IOC members are volunteers with more than sufficient travel, accommodation and expense accounts. For that, they may thank Ireland’s Lord Killanin who introduced expenses when he was IOC president from 1972-80. Before that IOC presidents were largely multi-millionaires and expected to pay their own costs.

It was in 1932 that the Los Angeles Games connected the Olympics with the glamour and stardom of Hollywood, and in doing so harnessed the Games full commercial potential as an attractive commodity. Organisers provided the blueprint that transformed the event from a largely elitist sports festival into one of the world’s most important entertainment vehicles.

The difference was Hollywood paid their actors for the box office success of films, whereas the architects and financiers among the IOC founding fathers and their allusions to antiquity carried on as they always had. With the Olympic Games, the IOC were the content providers and the athletes the content.

“I am probably the last generation to have been on the 75 pence meal voucher and second-class rail fare competing for my country,” remarked Coe, a 1,500m gold medalist at the 1980 and 1984 Olympics in Moscow and Los Angeles. “I do understand the nature of the transition we’ve been in and we’re now operating in a completely different landscape, a completely different planet, from when I was competing.”

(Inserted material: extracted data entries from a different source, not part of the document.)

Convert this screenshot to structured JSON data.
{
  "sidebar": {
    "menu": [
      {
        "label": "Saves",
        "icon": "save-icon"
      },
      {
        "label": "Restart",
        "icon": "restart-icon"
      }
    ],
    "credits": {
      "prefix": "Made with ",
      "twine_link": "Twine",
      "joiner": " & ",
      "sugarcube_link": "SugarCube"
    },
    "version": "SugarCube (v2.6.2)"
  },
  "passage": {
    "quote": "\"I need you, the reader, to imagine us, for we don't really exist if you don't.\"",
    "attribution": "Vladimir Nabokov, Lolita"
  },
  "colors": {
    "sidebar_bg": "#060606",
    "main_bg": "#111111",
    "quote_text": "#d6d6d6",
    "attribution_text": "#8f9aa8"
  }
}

There are 48 athletic events in the 2024 Paris Games, which will conclude with over 300 medals. In a sense, if the IOC were to give cash prizes for medals, those outside the podium athletes would likely suffer as the distribution of Olympic funds to federations would probably shrink. But long after the amateur ethos has perished a question of principle remains.

Should everybody involved in the Olympic Games, including those that run the IOC, the event organisers, the television companies, ticket sellers and hotdog vendors get paid but not the winning athletes? Coe’s bold answer is a resounding no.